If you fill all of HP48 user memory to within a couple of hundred
remaining free bytes, then even the necessary operations of
refreshing the menu display grobs and stack display will cause
frequent "garbage collection" (internal temporary memory cleanup),
and will slow down reponses (or provoke a low-memory recovery program).

Garbage collection occurs inevitably anyway from time to time,
and results in a momentary pause, as explained in the User's Guide.

Holding down any key causes an extra 1000 or so keyboard scans
per second, which also takes precedence over calculating,
and hence can appear to cause a slower response.

The most probable misunderstanding, however, involves mistaking
the short-term persistance of the "hourglass" annunciator
as having anything to do with the true "response time"
of the calculator.  It seems to me, although I do not know
the particular internals, that the annunciator was programmed
to remain on for some minumum interval, much as various
other displays in quite a few HP models (e.g. the
word "Calculating..." in HP18C/19B) are deliberately
made to persist long enough (0.4 seconds on my HP18C)
that a human being can register having seen the response.

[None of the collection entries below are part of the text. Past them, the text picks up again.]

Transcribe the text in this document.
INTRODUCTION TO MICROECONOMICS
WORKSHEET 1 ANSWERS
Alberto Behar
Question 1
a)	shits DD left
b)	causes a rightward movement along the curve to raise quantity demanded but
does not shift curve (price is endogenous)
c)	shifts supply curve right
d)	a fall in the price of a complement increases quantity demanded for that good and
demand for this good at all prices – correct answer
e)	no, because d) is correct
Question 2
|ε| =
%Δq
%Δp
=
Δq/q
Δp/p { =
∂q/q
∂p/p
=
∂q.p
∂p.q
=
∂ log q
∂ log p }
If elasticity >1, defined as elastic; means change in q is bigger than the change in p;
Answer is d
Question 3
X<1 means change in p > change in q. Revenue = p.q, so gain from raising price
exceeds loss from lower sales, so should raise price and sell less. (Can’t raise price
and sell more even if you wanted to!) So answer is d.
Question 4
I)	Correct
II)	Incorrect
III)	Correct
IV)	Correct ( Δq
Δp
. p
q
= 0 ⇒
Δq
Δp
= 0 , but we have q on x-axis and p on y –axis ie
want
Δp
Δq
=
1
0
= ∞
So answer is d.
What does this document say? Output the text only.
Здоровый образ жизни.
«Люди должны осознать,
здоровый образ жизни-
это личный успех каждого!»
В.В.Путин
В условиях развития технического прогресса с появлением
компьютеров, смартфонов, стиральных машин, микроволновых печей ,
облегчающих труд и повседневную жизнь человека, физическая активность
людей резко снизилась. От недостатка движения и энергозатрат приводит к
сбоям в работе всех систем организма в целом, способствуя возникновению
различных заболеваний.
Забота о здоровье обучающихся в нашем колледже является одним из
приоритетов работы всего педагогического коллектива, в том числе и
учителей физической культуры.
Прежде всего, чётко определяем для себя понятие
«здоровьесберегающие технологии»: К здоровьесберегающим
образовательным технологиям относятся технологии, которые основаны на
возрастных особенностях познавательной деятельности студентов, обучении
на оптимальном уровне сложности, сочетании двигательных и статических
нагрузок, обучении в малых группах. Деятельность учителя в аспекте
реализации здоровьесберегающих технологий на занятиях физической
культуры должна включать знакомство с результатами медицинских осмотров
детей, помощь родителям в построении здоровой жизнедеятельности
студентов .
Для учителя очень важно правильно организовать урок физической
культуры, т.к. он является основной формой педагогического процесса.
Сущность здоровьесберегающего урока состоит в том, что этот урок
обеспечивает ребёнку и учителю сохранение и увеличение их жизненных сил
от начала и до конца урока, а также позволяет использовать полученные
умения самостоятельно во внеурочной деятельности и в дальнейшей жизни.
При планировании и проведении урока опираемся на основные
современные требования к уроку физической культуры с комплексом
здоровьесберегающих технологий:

The re-building of the stack display (which occurs only after
all calculations have completed and no further keystrokes
remain in the keyboard buffer) also takes an amount of time
dependent upon the number and types of objects to be displayed,
with longer time being taken to decompile programs and algebraics);
however, stack level 1 is [re-]displayed first, and then higher
levels, if any, until there are no more objects to display, or the
display area fills up.  Next comes the display of the "status"
area at the top of the screen, and lastly, the menu key
grobs are built and [re-]displayed.

The actual processing of input, however, takes a matter of milliseconds,
and is much too fast to be noticeable to anyone.  For example, it
takes 30 milliseconds (when timed by a program, using the internal
high-resolution timer, which counts 8192 times per second) for
the calculator to parse an entered string "123.45" into an
executable object and then execute the object, which is what happens
when you press Enter, after entering 123.45 into the command line;
this 30 milliseconds is much less than the time it takes any person
less speedy than Clark Kent (i.e. Superman) to press even one key,
or even to blink an eye.

Similarly, it takes only about one millisecond to perform an internal
"+" command (adding two real numbers).  When I start with a zero value
on the stack and commence pressing 1 + 2 + 3 + ... as fast as I can
type, alternating with two hands for digits (left hand) and +
(right hand), I can never out-run the calculator's ability
to keep up with me, not even when I just keep entering the same
digit [1] every time, and count how many times I have done this,
so that I know what answer to expect.

I don't know what kind of blitzkrieg speed-typing you could possibly
perform to exercise this calc any faster, but unless you have loaded
some program which is doing something extra every time you enter
something, then it's not the calculator itself which is causing
whatever phenomenon you perceive, and your statements appear
to me to be simply ill-informed, and ill-informing.

My suggestion to everyone, via this essay, is to look more deeply
into things before firing off uninformed conclusions; a considerable
amount of wasted human effort (and expense) could be avoided
if everyone made it an established habit to do so.